Perez isn’t hurt, but his ERA is hurting, climbing to 5.56 after Monday’s debacle. After retiring the first two batters of the game, he gave up three hits and two walks to the next five, including Chase Headley’s two-run double that bounced over the center-field fence and Gregorius’ three-run homer on a line drive over the right-field fence.

The Yankees added four runs in the second including two bases-loaded walks issued by reliever Ross Detwiler against the first batters he faced. Perez retired the first two batters in the second inning, as he did in the first, then gave up consecutive singles and a walk to load the bases and bring out Gonzalez to make the pitching change.

The Braves trailed 9-2 when Freddie Freeman hit a bases-empty home run in the third inning. He was the only Brave to reach base in a 20-batter span against Yankees starter Masahiro Tanaka beginning with the second out of the first inning.

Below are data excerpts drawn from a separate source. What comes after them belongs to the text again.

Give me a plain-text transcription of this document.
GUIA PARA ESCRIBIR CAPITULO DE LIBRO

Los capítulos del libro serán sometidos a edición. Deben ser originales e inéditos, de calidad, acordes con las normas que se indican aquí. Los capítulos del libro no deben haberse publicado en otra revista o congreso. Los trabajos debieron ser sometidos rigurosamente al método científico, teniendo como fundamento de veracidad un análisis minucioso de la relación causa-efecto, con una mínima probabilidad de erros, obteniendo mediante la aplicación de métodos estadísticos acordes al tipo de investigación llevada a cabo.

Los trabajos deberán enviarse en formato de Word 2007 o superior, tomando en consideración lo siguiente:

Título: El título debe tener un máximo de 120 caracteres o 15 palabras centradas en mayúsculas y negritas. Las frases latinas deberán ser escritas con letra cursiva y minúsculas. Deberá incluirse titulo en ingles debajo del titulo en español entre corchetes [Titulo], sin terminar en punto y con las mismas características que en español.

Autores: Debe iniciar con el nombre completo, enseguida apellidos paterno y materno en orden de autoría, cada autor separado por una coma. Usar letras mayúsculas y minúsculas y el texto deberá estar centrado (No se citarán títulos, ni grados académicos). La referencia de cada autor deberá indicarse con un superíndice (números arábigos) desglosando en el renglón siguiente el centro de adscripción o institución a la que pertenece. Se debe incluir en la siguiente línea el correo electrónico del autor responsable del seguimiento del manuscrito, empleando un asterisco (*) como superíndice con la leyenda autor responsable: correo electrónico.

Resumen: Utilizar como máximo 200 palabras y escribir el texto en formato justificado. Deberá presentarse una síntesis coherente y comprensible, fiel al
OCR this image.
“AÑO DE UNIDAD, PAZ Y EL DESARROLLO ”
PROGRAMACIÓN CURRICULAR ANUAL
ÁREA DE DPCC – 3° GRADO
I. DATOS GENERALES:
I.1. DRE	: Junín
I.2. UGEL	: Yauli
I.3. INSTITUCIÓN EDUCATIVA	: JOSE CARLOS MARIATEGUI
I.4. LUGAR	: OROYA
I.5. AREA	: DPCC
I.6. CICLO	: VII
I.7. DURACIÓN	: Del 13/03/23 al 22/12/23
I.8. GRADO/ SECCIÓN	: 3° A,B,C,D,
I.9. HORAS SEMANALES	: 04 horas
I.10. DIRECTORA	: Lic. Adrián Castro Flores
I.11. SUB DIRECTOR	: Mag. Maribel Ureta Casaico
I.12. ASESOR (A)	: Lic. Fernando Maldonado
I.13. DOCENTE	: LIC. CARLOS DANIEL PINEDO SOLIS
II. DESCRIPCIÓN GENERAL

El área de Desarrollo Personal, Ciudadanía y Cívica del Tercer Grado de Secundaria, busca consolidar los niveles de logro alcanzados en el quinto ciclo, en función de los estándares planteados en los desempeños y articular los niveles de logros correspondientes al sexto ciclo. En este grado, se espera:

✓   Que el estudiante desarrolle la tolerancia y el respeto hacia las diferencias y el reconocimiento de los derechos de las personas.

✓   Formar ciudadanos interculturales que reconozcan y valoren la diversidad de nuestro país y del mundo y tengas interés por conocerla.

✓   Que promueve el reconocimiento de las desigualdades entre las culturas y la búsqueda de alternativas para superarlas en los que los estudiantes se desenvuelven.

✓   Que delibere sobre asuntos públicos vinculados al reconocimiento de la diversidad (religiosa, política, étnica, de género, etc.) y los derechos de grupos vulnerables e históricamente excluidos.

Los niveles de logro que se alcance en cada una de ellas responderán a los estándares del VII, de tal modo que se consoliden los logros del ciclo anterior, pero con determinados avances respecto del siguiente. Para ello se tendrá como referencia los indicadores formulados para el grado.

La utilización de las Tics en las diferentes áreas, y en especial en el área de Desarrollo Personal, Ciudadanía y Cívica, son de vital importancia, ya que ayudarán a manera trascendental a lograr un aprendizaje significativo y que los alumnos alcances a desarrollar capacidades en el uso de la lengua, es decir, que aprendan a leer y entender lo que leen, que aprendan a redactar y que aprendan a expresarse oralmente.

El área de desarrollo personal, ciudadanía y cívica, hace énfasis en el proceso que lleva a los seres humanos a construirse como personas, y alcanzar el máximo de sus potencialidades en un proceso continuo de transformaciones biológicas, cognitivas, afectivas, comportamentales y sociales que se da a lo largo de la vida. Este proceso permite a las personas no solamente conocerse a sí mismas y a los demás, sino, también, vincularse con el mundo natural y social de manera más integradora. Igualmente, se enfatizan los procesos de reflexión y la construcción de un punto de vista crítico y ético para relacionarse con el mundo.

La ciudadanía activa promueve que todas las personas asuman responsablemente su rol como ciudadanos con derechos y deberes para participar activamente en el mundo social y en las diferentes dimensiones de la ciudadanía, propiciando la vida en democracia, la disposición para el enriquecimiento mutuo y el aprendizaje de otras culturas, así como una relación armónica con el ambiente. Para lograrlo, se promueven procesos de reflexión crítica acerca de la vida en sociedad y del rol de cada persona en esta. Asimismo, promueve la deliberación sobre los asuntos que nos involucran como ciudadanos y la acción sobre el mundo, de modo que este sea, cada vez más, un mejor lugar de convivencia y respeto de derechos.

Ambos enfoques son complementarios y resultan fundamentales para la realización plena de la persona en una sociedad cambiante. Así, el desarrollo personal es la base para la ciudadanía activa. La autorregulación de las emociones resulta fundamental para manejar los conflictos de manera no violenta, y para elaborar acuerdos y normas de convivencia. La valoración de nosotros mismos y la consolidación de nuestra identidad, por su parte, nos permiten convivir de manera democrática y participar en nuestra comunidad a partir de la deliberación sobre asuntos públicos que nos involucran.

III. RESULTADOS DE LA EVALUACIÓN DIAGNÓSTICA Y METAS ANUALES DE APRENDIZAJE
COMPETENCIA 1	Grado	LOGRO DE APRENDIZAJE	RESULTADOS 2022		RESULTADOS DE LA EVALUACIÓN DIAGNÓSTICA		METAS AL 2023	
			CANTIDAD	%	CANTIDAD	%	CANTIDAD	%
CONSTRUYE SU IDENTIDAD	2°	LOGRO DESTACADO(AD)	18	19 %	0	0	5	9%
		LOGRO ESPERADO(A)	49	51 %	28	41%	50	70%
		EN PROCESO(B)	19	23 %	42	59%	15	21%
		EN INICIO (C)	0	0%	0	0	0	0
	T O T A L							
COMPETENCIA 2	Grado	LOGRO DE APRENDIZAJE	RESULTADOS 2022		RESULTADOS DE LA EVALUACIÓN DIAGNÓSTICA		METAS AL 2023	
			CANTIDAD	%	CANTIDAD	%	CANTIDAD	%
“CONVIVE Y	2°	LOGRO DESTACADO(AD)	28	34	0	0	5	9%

Tanaka (10-6) allowed five hits and three runs in seven innings, with one walk and seven strikeouts. He gave up three hits, a walk, a sacrifice fly and two runs to the first five batters of the first inning, then dominated the Braves.

When Tanaka struck out the side in the third inning, all three batters looked at strike 3.

A woeful recent stretch of pitching only got worse for Perez, who is 0-5 with an ERA of nearly 10 in six starts since returning from a five-week stint on the DL. He’s allowed an alarming 43 hits, 34 earned runs, five homers and 19 walks with just 14 strikeouts in 31 innings during that period.

Before going on the DL with a foot contusion, Perez was 4-0 with a 2.88 ERA in the first 11 games (eight starts) of his career, including 2.17 ERA in the last 10 of those games.

Perez limited the Rays to four hits and two runs in eight innings of his third start back from the DL. In his other five starts since returning, he’s posted a 12.52 ERA and allowed 39 hits and 15 walks in 23 innings.